» Does the $25,000 fully electric Nissan Leaf muddle environmental arguments in favor of transit?
Nissan’s new Leaf, expected to reach American shores this December, represents nothing less than a revolution in thinking about automobile propulsion: it is the first modern, reasonably priced, four-door car powered completely by electricity. It is the opening slide in what is likely to be an avalanche of such vehicles coming to market over the next decade — Chevrolet’s electric-for-40-miles Volt is arriving later this fall as well at a higher price point. The significance of their collective potential environmental benefits cannot be dismissed.

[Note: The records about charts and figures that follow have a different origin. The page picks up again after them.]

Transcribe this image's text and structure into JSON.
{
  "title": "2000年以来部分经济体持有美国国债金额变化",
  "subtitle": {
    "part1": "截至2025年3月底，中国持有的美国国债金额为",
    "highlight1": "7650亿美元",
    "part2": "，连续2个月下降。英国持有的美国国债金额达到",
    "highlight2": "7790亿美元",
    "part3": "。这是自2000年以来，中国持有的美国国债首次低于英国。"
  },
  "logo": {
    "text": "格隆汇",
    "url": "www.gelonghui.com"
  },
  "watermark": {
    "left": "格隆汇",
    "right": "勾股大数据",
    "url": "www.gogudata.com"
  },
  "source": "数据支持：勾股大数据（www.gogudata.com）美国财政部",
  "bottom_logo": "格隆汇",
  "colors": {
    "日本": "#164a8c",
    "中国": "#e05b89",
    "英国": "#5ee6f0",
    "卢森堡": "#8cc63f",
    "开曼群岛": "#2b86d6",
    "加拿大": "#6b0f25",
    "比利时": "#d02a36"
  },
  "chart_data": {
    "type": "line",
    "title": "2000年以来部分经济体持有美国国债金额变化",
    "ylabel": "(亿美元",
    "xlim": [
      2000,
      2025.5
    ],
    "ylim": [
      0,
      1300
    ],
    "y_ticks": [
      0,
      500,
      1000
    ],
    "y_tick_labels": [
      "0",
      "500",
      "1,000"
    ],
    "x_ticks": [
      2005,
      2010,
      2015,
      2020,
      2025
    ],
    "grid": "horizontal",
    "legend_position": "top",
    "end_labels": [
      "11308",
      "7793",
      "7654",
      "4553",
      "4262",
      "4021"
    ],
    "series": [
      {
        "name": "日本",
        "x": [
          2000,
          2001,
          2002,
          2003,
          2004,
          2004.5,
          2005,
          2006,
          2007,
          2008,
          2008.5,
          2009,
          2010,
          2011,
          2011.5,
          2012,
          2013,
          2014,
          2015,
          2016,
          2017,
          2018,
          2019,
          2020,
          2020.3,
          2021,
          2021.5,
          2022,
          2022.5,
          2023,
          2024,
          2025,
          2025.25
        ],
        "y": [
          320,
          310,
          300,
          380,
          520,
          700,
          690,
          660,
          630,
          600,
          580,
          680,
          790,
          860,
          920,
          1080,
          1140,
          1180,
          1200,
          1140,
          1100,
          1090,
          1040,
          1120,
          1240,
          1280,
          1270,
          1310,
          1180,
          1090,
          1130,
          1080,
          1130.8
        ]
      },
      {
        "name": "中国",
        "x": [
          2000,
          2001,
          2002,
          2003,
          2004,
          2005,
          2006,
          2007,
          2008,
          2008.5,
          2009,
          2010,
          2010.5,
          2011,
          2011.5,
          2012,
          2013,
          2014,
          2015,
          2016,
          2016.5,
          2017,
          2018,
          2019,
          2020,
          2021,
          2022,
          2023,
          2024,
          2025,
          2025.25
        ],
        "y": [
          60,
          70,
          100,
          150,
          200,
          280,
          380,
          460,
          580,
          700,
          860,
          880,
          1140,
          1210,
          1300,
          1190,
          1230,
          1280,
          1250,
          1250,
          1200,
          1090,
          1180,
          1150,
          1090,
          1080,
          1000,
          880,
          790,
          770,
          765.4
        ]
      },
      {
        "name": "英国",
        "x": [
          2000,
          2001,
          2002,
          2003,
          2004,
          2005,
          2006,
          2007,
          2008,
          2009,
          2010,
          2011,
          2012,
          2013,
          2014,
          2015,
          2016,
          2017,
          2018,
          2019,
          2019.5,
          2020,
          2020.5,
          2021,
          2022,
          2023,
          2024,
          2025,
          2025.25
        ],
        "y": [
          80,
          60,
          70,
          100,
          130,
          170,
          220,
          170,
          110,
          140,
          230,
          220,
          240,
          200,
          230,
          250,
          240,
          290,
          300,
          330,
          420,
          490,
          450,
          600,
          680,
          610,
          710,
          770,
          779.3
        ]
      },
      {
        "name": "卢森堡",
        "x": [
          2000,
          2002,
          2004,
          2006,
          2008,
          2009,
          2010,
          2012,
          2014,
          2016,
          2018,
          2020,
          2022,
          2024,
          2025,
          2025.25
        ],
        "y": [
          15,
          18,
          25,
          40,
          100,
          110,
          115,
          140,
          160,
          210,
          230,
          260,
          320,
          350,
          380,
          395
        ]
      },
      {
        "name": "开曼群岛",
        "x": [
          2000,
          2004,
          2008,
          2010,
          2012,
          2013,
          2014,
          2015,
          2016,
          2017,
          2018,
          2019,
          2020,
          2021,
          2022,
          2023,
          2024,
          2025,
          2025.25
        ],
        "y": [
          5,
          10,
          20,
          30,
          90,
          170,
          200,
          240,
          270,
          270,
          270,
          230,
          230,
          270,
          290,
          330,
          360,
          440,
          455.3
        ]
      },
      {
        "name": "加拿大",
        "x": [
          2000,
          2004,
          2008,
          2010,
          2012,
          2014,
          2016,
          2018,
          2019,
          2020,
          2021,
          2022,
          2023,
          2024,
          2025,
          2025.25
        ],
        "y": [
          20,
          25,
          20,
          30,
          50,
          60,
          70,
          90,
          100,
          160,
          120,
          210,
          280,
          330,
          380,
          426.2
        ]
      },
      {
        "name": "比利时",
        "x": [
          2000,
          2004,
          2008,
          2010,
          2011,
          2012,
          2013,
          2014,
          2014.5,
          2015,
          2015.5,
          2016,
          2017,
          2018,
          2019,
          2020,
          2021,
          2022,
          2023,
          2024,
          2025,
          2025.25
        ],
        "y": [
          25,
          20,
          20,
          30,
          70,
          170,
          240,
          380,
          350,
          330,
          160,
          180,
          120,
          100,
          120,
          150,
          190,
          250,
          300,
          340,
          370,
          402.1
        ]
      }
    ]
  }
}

The immediate consequences of the replacement of at least a segment of the American vehicle fleet with electric cars will be positive: an immediate elimination of local point-source pollution, lessened street noise in the urban environment, and of course a reduction in the consumption of fossil fuels, at least by individual consumers. These are advances that must be applauded.
The widespread availability of electric cars will make one argument made by transit proponents harder to advance: that riding trains and buses is better for the environment. In cities where the electric grid is powered by renewable or nuclear energy, these vehicles will produce zero carbon — also true of electric trains, but not of diesel or even hybrid buses, which will continue spewing pollutants into the atmosphere.
But transit must continue to compete from an environmental perspective, or it will lose some of its appeal; the arrival of the electric car is a direct challenge to the claim that public transportation is greener. But it’s not too late to make that argument — there are significant ecological advantages of mass transit even if they share their propulsion technologies with some automobiles. The contention that transit is the more sustainable answer to questions of mobility has not suddenly expired.
The clearest flaw in the argument for electric cars is that the majority of electricity produced in the United States — almost 75% — comes from power plants that burn fossil fuels. This means that “clean” cars like the Nissan Leaf are simply shuffling pollution production elsewhere, not actually getting rid of it. This would not be true if American power were produced like it is in France, where about 90% of power is carbon-free, and where a switch to electric cars would mean a vast reduction in air pollution overall. At least for now, though, the widespread adoption of electric cars in the U.S. will require a large ramping-up of power generating capacity and therefore increase pollution from power plants, not necessarily generating a net benefit, even as there is a significant decrease in air pollution in congested urban areas.
If all transit vehicles switched to electric propulsion and public transportation absorbed a much larger percentage of the commute market, on the other hand, they would require less overall electricity because they’re more energy efficient per passenger. So even if everything were electrically powered, transit would still have some advantages.
Second, electric cars may be environmentally responsible in operation, but their manufacturing and disposal require a significant energy expenditure: between 10 and 20% of overall lifetime energy use. Transit vehicles last longer and are used more intensely than automobiles, meaning that their per-rider-mile manufacturing and disposal costs are significantly lower than those of cars.
But all of the discussion about the relative ecological advantages of cars and public transportation vehicles ignores their greater effects on the human environment, and that is the basis of the primary argument transit proponents must use to defend the environmental credibility of buses and trains. Transit nurtures the creation of dense urban environments in which the majority of trips are made by carbon-free walking and in which people live and work in energy-efficient multi-story buildings. A society dependent on automobiles cannot establish such sustainable communities and will ultimately always depend on energy-heavy single-family homes and private vehicles. There’s no getting around that fact, Nissan Leaf or not.
Electric vehicles could play an auxiliary role as the basis for new car-sharing efforts, but the implementation of electric chargers on the street for private users seems far off. Nissan and other auto companies are expecting most of their customers to refill their vehicles in their private garages overnight, not exactly an urban-friendly scheme.
Nevertheless, transit agencies still have an obligation to increase the efficiencies of their vehicle fleets — primarily by increasing ridership and maximizing the number of riders per bus or train. There’s nothing wrong with finding as many ways as possible to reduce energy consumption.